Defendants argue, however, that this Court should defer judgment on this issue because it has not been conclusively determined that the statute applies. (Doc. 70 at 2-4). The Court agrees. In his briefing, Plaintiff states the following: “[Plaintiff] received a ticket at the scene for not being able to show proof of insurance. The traffic court dismissed the ticket once [Plaintiff] showed proof of insurance within 30 days.” (Doc. 66 at 3 n.1). This language at least suggests that Plaintiff may intend to argue he did have insurance at the time of the accident and, therefore, the No Pay-No Play statute does not apply. Judgment on the pleadings pursuant to Fed. R. Civ. P. 12(c) is appropriate “only when there is no dispute as to any material facts.” Wishnatsky v. Rovner, 433 F.3d 608, 610 (8th Cir. 2006). In Jiles, the court did not rule on the constitutionality of the No Pay-No Play statute until the plaintiff filed a motion for partial summary judgment and the applicability of the statute had been conclusively established. Under the present circumstances, the Court will deny Plaintiff’s motion for judgment on the pleadings without prejudice.
B. MOTION TO STRIKE
*2 Pursuant to Fed. R. Civ. P. 12(f), Plaintiff also seeks to strike all discovery associated with Plaintiff’s insurance status. (Doc. 66 at 5). While this Court enjoys liberal discretion under the rule, striking a party’s pleading is an “extreme measure.” Stanbury Law Firm v. I.R.S., 221 F.3d 1059, 1063 (8th Cir. 2000). Such motions are “viewed with disfavor” and “infrequently granted.” Lunsford v. United States, 570 F.2d 221, 229 (8th Cir. 1977); see also 5 Wright & Miller, Federal Practice & Procedure, § 1381 (3d ed.) (“But even when the defense seems to present a purely legal question, federal courts are very reluctant to determine disputed or substantial issues of law on a motion to strike.”). Courts “should refrain from deciding new or close questions of law on a motion to strike due to the risk of offering an advisory opinion.” Cynergy Ergonomics, Inc. v. Ergonomic Partners, Inc., 2008 WL 2817106, at *2 (E.D. Mo. July 21, 2008).

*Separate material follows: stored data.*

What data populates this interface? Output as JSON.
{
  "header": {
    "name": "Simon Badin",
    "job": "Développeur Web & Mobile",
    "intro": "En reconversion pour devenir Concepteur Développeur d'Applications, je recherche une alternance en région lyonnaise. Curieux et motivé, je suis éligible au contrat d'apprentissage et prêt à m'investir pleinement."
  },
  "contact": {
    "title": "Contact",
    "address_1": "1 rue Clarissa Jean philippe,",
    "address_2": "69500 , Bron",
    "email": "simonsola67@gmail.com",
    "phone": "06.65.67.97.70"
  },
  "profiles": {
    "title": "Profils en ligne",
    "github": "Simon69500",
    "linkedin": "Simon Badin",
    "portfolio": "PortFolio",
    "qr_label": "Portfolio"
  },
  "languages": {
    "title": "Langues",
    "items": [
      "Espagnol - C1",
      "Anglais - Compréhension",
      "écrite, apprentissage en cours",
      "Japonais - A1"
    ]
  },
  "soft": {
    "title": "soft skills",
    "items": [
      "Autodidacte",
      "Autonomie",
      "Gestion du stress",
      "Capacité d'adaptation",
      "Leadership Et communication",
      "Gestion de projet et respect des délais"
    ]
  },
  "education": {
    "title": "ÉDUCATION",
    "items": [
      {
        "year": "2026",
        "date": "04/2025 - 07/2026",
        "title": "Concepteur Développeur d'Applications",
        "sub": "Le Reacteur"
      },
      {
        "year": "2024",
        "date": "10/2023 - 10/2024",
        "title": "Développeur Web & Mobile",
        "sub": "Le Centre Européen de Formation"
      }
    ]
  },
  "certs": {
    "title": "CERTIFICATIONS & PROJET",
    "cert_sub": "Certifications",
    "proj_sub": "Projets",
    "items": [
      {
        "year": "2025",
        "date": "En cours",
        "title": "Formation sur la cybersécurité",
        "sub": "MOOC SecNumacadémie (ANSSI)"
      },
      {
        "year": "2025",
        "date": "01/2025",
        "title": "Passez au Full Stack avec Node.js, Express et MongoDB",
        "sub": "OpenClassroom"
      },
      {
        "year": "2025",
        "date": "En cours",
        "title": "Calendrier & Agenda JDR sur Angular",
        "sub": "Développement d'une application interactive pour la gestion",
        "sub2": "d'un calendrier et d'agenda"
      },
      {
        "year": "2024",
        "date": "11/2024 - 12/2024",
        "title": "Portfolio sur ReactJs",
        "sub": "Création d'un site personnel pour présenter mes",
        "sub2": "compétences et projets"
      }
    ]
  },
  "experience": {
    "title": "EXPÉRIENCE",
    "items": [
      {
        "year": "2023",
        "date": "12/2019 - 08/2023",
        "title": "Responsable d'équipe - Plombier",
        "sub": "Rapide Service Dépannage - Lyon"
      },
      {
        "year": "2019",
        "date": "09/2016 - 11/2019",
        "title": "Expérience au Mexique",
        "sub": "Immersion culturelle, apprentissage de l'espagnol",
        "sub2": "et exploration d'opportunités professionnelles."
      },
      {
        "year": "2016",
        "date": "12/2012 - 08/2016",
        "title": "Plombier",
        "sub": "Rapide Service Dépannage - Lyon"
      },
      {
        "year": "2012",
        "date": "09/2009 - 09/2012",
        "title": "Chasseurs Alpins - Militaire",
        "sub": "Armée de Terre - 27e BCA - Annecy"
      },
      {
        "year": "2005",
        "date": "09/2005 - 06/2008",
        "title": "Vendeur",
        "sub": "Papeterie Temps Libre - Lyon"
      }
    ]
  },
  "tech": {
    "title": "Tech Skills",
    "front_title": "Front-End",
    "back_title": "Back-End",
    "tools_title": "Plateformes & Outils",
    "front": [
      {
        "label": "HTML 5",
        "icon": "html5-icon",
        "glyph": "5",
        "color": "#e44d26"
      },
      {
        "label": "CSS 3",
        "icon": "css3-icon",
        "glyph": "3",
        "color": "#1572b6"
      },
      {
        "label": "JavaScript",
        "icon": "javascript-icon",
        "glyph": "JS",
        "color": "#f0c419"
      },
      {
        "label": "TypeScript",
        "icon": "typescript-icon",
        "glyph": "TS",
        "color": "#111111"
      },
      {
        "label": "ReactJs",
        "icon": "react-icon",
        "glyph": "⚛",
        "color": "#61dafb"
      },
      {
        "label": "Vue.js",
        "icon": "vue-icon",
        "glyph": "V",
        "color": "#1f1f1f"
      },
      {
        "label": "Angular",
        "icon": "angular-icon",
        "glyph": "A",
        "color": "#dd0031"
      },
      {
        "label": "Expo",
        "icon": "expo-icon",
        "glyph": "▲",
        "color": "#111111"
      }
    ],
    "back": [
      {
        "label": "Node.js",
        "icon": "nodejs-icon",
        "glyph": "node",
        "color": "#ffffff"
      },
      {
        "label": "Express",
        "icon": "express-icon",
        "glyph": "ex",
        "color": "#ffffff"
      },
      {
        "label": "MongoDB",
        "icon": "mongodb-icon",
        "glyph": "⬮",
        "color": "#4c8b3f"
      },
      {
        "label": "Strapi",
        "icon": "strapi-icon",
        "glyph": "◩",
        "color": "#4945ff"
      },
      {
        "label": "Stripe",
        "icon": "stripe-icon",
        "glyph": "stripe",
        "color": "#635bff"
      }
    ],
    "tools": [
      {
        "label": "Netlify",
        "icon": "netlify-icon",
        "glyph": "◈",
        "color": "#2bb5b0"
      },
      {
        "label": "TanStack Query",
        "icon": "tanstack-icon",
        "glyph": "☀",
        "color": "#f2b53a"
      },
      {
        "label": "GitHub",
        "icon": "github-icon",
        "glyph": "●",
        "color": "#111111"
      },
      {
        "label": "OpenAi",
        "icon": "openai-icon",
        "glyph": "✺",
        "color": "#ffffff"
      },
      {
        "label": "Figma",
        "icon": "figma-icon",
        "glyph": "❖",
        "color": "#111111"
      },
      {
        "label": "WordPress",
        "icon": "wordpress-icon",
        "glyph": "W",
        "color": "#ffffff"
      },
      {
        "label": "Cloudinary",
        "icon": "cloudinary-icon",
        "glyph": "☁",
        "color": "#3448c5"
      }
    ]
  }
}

Plaintiff argues that he “would be prejudiced by expending time and resources on discovery relating to an affirmative defense that is unconstitutional.” (Doc. 66 at 5). While the Court recognizes this concern, it does not believe that discovery on the simple matter of Plaintiff’s automobile insurance will be unduly burdensome. Such minimal prejudice fails to overcome clear and reasonable precedent indicating motions to strike should be rarely granted.
IT IS HEREBY ORDERED that Plaintiff Samuel R. Ludwig’s Motion for Judgment on the Pleadings and Motion to Strike Defendants’ Discovery Related to Affirmative Defense Based on R.S.Mo. § 303.390 (Doc. 66) is DENIED without prejudice.
Dated this 22nd day of January, 2021.